Berry little birds


White eyed vireos were all around Fort Desoto.


My very first red-eyed vireo. His beak was stained red from the berries.


Prothonotary warbler all covered in berry juice.


Another one getting ready to chow on the berries.


He’s going to need a bath after this feast.


Orchard oriole getting a bite.


Another oriole high up in the tree.


Even the squirrels were eating the berries.

The mulberry bush area at Fort Desoto was a fly-in fast food place in mid April for birds migrating north. I had never even heard of a mulberry until last year when I kept hearing about the bird traffic at the mulberry bushes at Fort Desoto. I’ve never eaten one but they look like they would taste like a raspberry or blackberry. One interesting thing I read about them on Wikipedia is that some North American cities have banned the planting of mulberries because of the large amounts of pollen they produce, posing a potential health hazard for some pollen allergy sufferers. No wonder I kept coming home with nose bleeds after spending hours walking around the bushes. 

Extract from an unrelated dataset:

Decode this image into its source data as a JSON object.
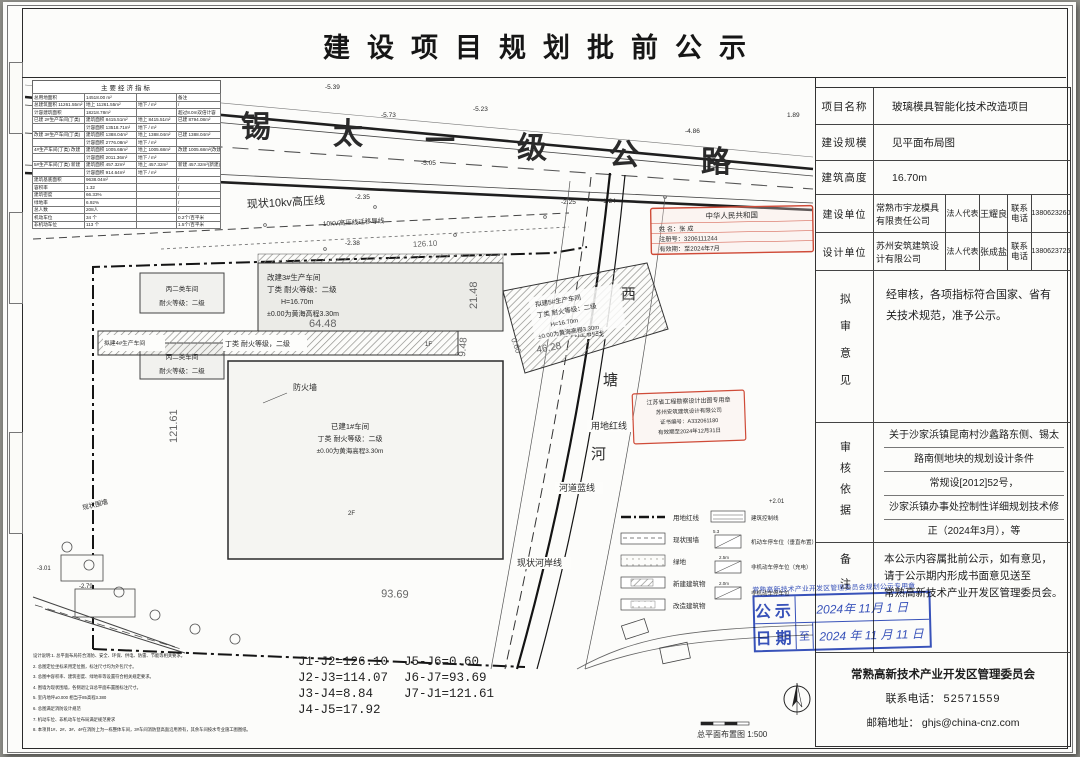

This was the 2nd weekend I had spent at the park looking for little birds. This day I was able to see my first red-eyed vireo. I was getting bird nerd neck pain from staring up in the trees for hours at time. That’s okay, small price to pay for seeing these beautiful fun birds. I can spend the rest of the summer resting on a float in the gulf recouping as the dolphins and manatees swim by (all while keeping an eye out for stingrays and sharks).

Check out more birds at Paying Ready Attention for

15 thoughts on “Berry little birds

  1. Love your summer plans ;>)….. cool to see a red-beaked red eyed vireo! I really hope to get to Ft DeSoto next april…but think I’ll keep the info about the pollen from my husband as tends to be an allergy sufferer and am not sure he’d think the birds were worth it. (But I would!)

  2. I love your photos of the birds covered in berry juice. So cute.
    I’m still waiting for the flock of waxwings who visit our ornamental crababpple tree in the spring. Deer come into our open front yard and eat all the fruit off the lower branches when there’s snow on the ground, but they can’t reach the high branches, even when they stand on their hind legs. So, by the time the waxwings arrive, the fruit is fermented, and it is so funny to watch them in the tree and on the ground! I’ve never seen one fall and hurt itself yet. Wings do help.

  3. A great series of beautiful birds – and the mulberry juice over them looks so cute. I was told just the other day that someone has now produced a white mulberry so the juice doesn’t stain everything! Wonder if the birds would still find it.